Борис Павлович много поездил по Амуру и хорошо знал, что роды распались, остались в неприкосновенности только законы рода. В нанайских стойбищах проживали люди разных родов, и об организации родовых советов у нанайцев не могло быть и речи. Об этом он говорил и в Дальревкоме. Но нашлись там «знатоки», они заявили, что Советы у гольдов надо организовать только по родовому и племенному принципу.

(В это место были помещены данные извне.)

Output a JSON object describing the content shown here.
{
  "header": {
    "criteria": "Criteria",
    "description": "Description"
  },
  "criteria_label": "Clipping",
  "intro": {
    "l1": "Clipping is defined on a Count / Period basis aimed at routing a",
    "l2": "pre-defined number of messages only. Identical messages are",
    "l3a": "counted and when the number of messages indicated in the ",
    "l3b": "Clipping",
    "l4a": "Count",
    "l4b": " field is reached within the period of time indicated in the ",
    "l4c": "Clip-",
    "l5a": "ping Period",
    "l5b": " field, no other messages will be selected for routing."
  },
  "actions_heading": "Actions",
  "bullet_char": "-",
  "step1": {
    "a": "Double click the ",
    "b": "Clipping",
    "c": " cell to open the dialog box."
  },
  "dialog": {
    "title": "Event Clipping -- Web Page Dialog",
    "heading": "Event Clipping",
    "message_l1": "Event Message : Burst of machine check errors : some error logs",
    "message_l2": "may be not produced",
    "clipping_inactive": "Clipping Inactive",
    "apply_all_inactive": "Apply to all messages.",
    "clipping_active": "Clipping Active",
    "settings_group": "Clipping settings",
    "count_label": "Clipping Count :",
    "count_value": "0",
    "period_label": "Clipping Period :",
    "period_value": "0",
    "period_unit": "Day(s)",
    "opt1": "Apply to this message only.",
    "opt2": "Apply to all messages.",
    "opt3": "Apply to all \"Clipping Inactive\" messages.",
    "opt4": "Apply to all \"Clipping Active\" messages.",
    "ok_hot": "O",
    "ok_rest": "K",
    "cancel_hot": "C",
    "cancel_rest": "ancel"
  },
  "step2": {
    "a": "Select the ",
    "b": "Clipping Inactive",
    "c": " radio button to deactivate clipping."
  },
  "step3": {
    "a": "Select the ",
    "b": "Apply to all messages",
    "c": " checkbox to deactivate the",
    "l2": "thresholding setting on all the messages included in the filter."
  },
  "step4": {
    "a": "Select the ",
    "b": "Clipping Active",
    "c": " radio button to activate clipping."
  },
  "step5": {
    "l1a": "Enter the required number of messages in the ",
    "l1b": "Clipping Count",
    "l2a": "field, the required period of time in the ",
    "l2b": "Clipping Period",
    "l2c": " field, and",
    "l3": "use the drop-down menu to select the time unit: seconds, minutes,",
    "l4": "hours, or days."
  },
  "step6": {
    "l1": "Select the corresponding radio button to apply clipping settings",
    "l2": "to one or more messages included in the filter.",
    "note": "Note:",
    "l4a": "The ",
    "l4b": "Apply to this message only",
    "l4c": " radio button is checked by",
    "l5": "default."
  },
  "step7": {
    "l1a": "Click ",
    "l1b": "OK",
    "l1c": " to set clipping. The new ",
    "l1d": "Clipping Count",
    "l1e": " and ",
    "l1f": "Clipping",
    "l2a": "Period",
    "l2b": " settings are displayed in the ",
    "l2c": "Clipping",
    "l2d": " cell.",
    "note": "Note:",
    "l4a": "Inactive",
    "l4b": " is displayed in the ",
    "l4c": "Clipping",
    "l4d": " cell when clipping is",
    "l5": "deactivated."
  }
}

– Родовой Совет как организуешь? – продолжал Пота. – Мы здесь все вместе пока вода большая, как воды станет меньше, мы разъедемся по своим стойбищам. Как Совет получится?

– Пока здесь организуем Совет, – ответил Воротин после раздумья, – потом посмотрим. Позовите женщин.

– Зачем женщины? – удивились охотники.

– Советы будем организовывать, людей выбирать.

– Женщины не присутствуют, когда избирают старейшину.

– Мы избираем Совет, а не старейшину. По советским законам женщины тоже выбирают в Совет.

– Женщина не выбирает, она не охотник, она не кормилец семьи, – упрямились охотники.

Упорство охотников тоже не удивило Воротина, все это он встречал у тунгусов, у амурских гольдов, гиляков, ульчей.

– Если ты так настаиваешь, то можешь собрать женщин, – сказал Пачи. – Мы отойдем, ты выбирай с ними Совет.

– Женский Совет? – усмехнулся Воротин.

– Так выходит.

Нет, Воротин не собирался организовывать отдельно мужской и женский Советы, но и упрямство охотников он не знал, как сломить. Пришлось ему уступить упрямым озерским нанайцам, выбирать Совет без женщин. Охотники стали выдвигать в Совет самых уважаемых белоголовых старцев. Когда Воротин опять разъяснил, что Совет – это не совет старейшин, а советская власть, что в Совет можно избирать и молодых, они снова запротестовали и заявили, что пусть сначала молодые подрастут, наберутся ума-разума.

Председателем Совета охотники Хурэчэна избрали Токто.

ГЛАВА ТРЕТЬЯ

Русские слова «ярмарка», «базар» ничего не объясняли охотникам. Только после того, как знатоки русского языка растолковали их, заменив доступными для понятия словами «обмен» и «торговля», охотники стали собираться в Малмыж, где открывалась эта неизвестная ярмарка. Из меховых сумок они доставали последние шкурки выдры, лисиц, колонков и белок, припрятанные на черный день.

Охотникам объявили, что на ярмарке будут впервые торговать советские торговцы, которые назывались очень мудрено – кооператоры. Говорили, что эти кооператоры будут покупать шкурки по высокой цене, а за пушнину выдавать больше муки, крупы, сахару и боеприпасов, чем китайские и русские торговцы прежде.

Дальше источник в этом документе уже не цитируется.